健康なんでも相談室

白目の出血は、怖くない?

回答者:  鳥取県医師会常任理事 神鳥高世

質問

58歳、男性です。先日、朝起きて歯を磨いているときに、何気なく鏡を見ると、左目の白目の一部が真っ赤に充血していました。あわてて、近くの眼科を受診しましたが、結膜に出血しているけど心配ないとのことでした。本当に、大丈夫でしょうか?頭の血管が切れたりしないものでしょうか、大変不安です。

回答

眼球表面を被っている結膜(白目)のことを球結膜と言い、血管はその深い部分にあります。従って、白目の出血は深い所に出るため、「球結膜下出血」と呼ばれます。出血の程度は、点状の小出血から白目全体が赤くなるものまで様々です。原因としては、「打撲」やこするなどの「刺激」、せき、くしゃみ、強い鼻かみ、嘔吐、出産時の陣痛などの「いきみ」によることが多いと言われますが、実際には原因の分からないものが大部分です。通常は、放置しても日時の経過とともに後遺症もなく自然に吸収されますが、中には短期間のうちに何度も反復して出ることがあります。その場合には、動脈硬化症、高血圧症、糖尿病などで血管がもろくなっていたり、貧血、血小板減少症、白血病などで出血しやすくなっていることも考えられますので、眼科を受診し確認された方が良いでしょう。
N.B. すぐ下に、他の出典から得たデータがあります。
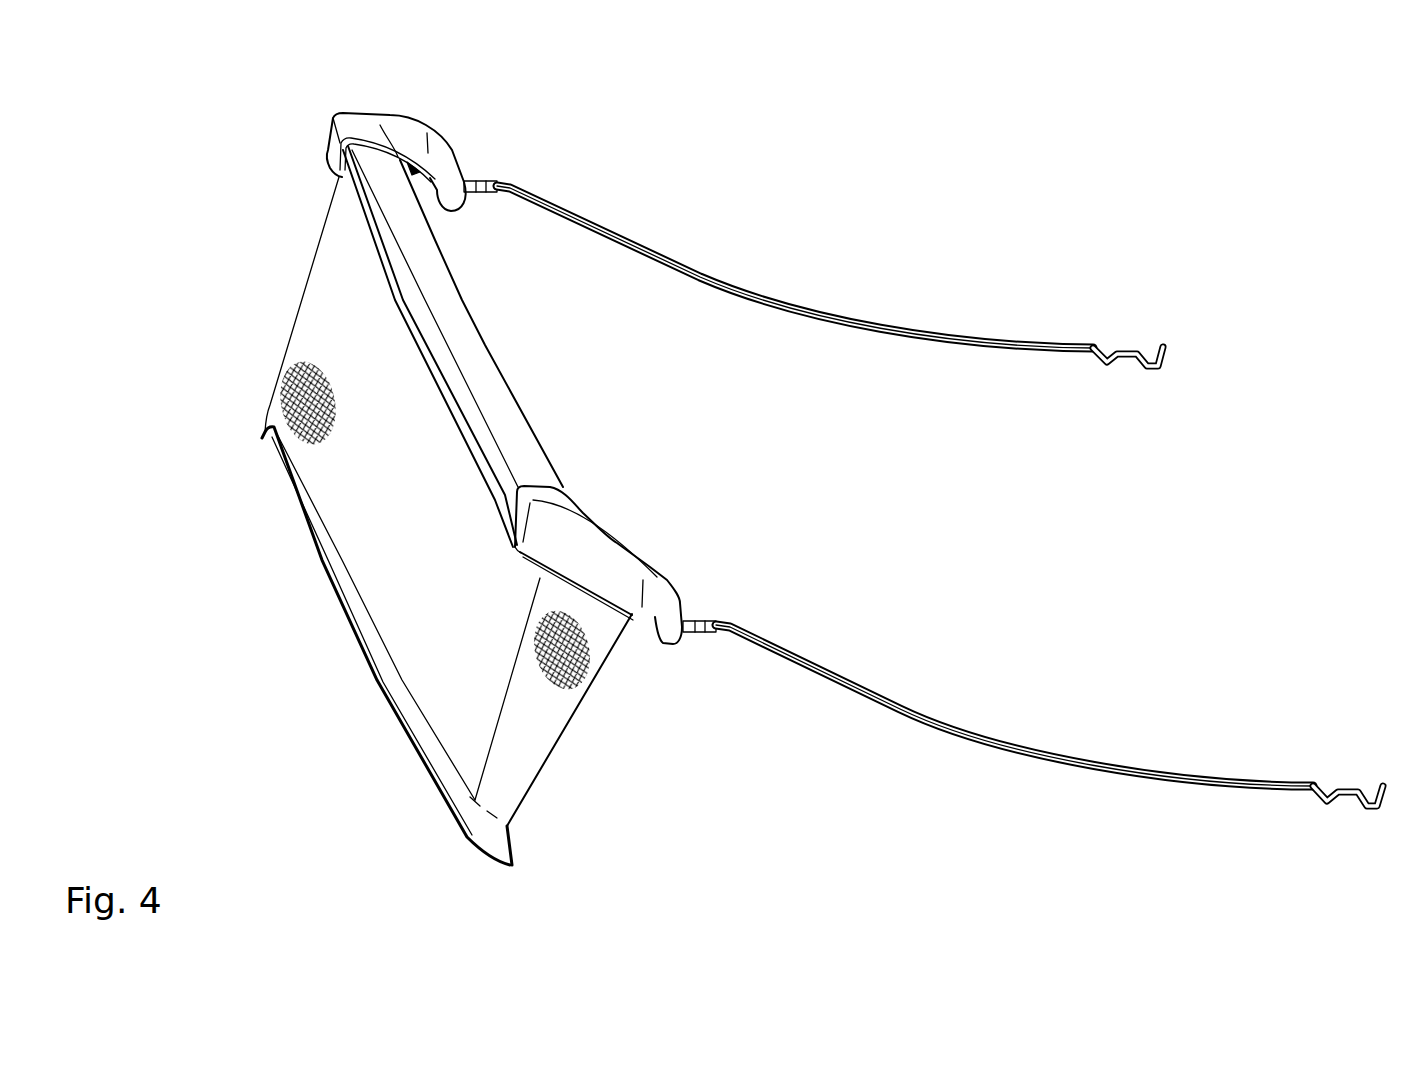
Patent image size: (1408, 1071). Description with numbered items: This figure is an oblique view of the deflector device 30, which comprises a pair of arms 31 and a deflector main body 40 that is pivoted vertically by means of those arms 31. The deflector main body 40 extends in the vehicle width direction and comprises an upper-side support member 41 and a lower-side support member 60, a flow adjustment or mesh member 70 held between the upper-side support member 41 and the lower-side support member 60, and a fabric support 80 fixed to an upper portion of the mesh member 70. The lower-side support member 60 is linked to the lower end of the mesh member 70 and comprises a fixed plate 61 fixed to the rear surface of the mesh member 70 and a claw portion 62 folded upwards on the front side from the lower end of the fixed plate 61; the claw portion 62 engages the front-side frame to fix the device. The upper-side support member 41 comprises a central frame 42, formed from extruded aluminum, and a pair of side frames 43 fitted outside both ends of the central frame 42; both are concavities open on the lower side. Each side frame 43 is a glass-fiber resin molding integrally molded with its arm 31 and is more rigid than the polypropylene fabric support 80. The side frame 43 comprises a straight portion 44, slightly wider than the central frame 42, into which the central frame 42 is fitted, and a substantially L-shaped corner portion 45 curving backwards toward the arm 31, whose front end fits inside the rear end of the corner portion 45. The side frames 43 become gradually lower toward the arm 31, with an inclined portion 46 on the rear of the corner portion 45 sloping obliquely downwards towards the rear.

The deflector device 30 is at (226, 228).
The arm 31 is at (670, 258).
The deflector main body 40 is at (522, 330).
The upper-side support member 41 is at (437, 237).
The central frame 42 is at (452, 307).
The side frame 43 is at (388, 114).
The straight portion 44 is at (333, 145).
The corner portion 45 is at (417, 128).
The inclined portion 46 is at (443, 158).
The lower-side support member 60 is at (488, 857).
The fixed plate 61 is at (514, 846).
The claw portion 62 is at (452, 820).
The mesh member 70 is at (297, 322).
The fabric support 80 is at (370, 237).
また、他の眼科的な病気、例えば、はやり目の一種である急性出血性結膜炎やアレルギー性結膜炎で目をこすりすぎたときなどにも出血することがあります。球結膜下出血では無症状のことが多いのですが、これらの目の病気ではまぶたの腫れや目やにを伴います。

ご質問からこの方の場合、朝起床時に気づいたようですので、就寝中に布団や枕の端もしくは手でこするなどの機械的刺激があったのかもしれません。また、球結膜の血管は脳内の血管とは系統が異なりますので、脳出血の前兆ではないかと心配することはないものと考えます。